You've had enough of all the hand-wringing about News Corp's proposed purchase of Dow Jones. Pearson in. Pearson out. NBC. Microsoft. Hearst. Rumor. Rumor Rumor.
You saw Joe Nocera's point in the Times when he delineated Dow Jones history of corporate missteps, in almost 2000 words. You could muse along with James Stewart in Smart Money, on how the principles of journalism rub against the profit imperative. You may even have found revelation in the Wall Street Journal's own one-fingered salute to News Corp, in its Page One report on how Murdoch's properties bent the truth one way or the other over the years to suit their master's investments and realpolitiks.
Hey boys, it's only one paper, journalism inevitably changes, and anyways, it's now officially summer. So I'd suggest everyone just chill out, greet the season, lay back and enjoy what may become of Rupert's WSJ:
- Smile along with all those Brite-smiled Chinese young professionals, on Tuesdays and Thursdays in the new four-page (A7-A10) "China: Ancient Land of Modern Opportunity" section.
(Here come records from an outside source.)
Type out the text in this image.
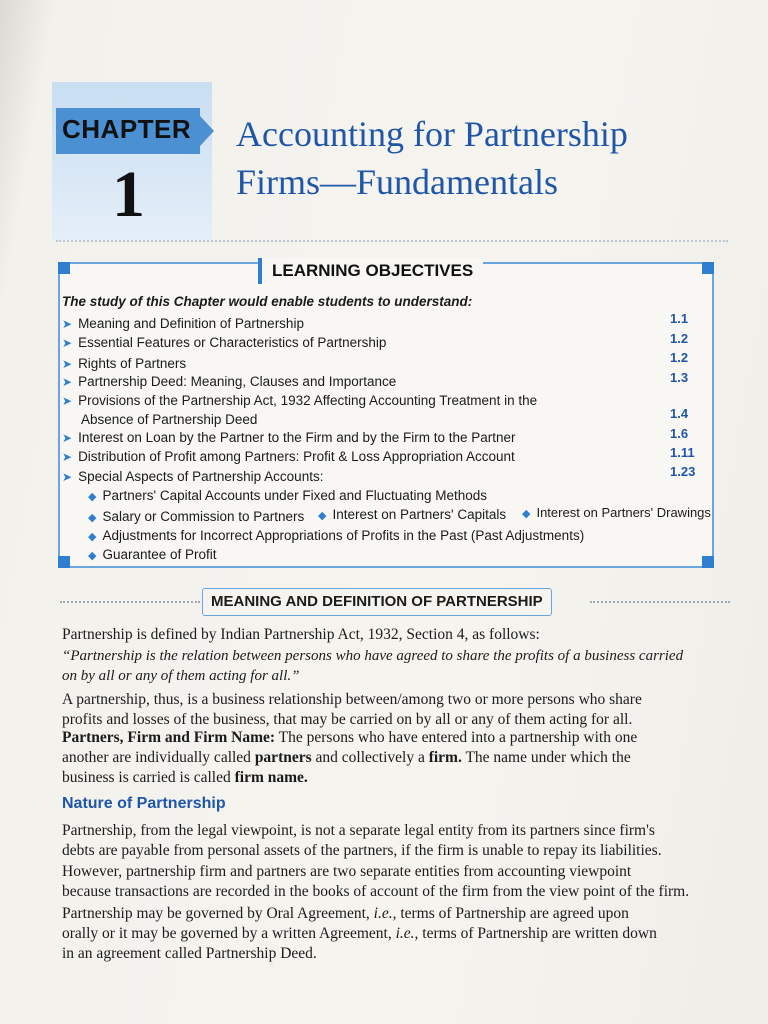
CHAPTER
1
Accounting for Partnership
Firms—Fundamentals
LEARNING OBJECTIVES
The study of this Chapter would enable students to understand:
➤ Meaning and Definition of Partnership
➤ Essential Features or Characteristics of Partnership
➤ Rights of Partners
➤ Partnership Deed: Meaning, Clauses and Importance
➤ Provisions of the Partnership Act, 1932 Affecting Accounting Treatment in the
Absence of Partnership Deed
➤ Interest on Loan by the Partner to the Firm and by the Firm to the Partner
➤ Distribution of Profit among Partners: Profit & Loss Appropriation Account
➤ Special Aspects of Partnership Accounts:
1.1
1.2
1.2
1.3
1.4
1.6
1.11
1.23
◆ Partners' Capital Accounts under Fixed and Fluctuating Methods
◆ Salary or Commission to Partners ◆ Interest on Partners' Capitals ◆ Interest on Partners' Drawings
◆ Adjustments for Incorrect Appropriations of Profits in the Past (Past Adjustments)
◆ Guarantee of Profit
MEANING AND DEFINITION OF PARTNERSHIP
Partnership is defined by Indian Partnership Act, 1932, Section 4, as follows:
“Partnership is the relation between persons who have agreed to share the profits of a business carried
on by all or any of them acting for all.”
A partnership, thus, is a business relationship between/among two or more persons who share
profits and losses of the business, that may be carried on by all or any of them acting for all.
Partners, Firm and Firm Name: The persons who have entered into a partnership with one
another are individually called partners and collectively a firm. The name under which the
business is carried is called firm name.
Nature of Partnership
Partnership, from the legal viewpoint, is not a separate legal entity from its partners since firm's
debts are payable from personal assets of the partners, if the firm is unable to repay its liabilities.
However, partnership firm and partners are two separate entities from accounting viewpoint
because transactions are recorded in the books of account of the firm from the view point of the firm.
Partnership may be governed by Oral Agreement, i.e., terms of Partnership are agreed upon
orally or it may be governed by a written Agreement, i.e., terms of Partnership are written down
in an agreement called Partnership Deed.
Produced by the new EnterPrize team, "incented" to produce content that monetizes on multiple platforms, the new section transcends the outdated notions of "editorial" and "advertorial."
- In yet another organizational shuffle, Sacha Baron Cohen, lead in the News Corp mega-profit property, "Borat," is appointed International Editor. Debate rages in the Bancroft family as to whether this Cohen is related to retired DJ CEO Peter Kann.
- Pultizer Prize Winner movie critic Joe Morgenstern takes "a generous buy-out," replaced by the Tomato Picker, from News Corp's Rotten Tomatoes mega-critic site. Three MySpace reviews are appended to each column, chosen using a "Google-like algorithm."
- Sue Shellenbarger's weekly column "Work and Family" is replaced by "Personal Wreck," written by a rotation of fueding Murdoch siblings, Prudence, Elisabeth and Lachlan. Yes, young Chloe and Grace are slated to join the rotation, but contrary to rumor, it's not written into the now-famous "Bancroft Pledge."
- "Play the Wall Street Journal Stock Market Game" is launched in what Advertising Age calls a "masterful stroke of brand synergy" throughout the News Corp.-owned IGN video game business.
- The new editorial page sports a one-quarter page weekly commentary detailing the new paper's editorial transgressions, one of the few bargaining chips won in "The Sale" and included in the Bancroft Pledge. Under pressure, the family agrees to reduce its space to one-eighth page, if newsprint reaches $650 a ton.
- Weekend Journal now spots a "Weekend Girl" feature on page five. Bowing to the diverse sensibilities of its New York audience, Weekend Journal agrees to add a "Weekend Boy" during summer months.
- Though News Corp. owns Dow Jones, the courts force the WSJ agreement to supply reporters to CNBC to stay in place through the 2012 contract period. In an unrelated reorganization, those reporters assigned to "liaise" with CNBC are given a choice of assignments in either Queens or Kazakhstan.
- Joining the four independent "Bancroft" directors on the board is one "non-voting" representative of the Chinese government.
- To promote whole company harmony, it is suggested to WSJ staff that they put up a "My (Journal) Space" page, detailing their favorite lunch haunts downtown and spoiled childhood athletic ambitions.
- Factiva, Dow Jones' face to the corporate news market, is re-branded with an asterisk, Fact*iva, "facts and much more," to broaden its appeal
- The company announces a new website launch, "approved by Dow Jones," "All Things R," a Rupert-inspired website featuring the work of several WSJ personalities and hosting an annual conference in which Murdoch, Gates and Jobs will sit together and chat on stage for the very first time.
- Personal Journal's new column, "Satellite vs. Cable" manages to come up with a new kind of consumer comparison chart weekly and, online, is customizable by continent. The new newsroom style book advises the avoidance of more than three references to Direct TV in any single chart. Mentions of Tata Sky and Fox Televizija are not covered by the advisory.
- Following WSJ Publisher Gordon Crovitz' new dictum on the print product describing the "how" of news rather than the "what", the "How No-Holds-Barred Capitalism is Good for Journalism" 10-part series is entered in the 2008 Pulitzer contest.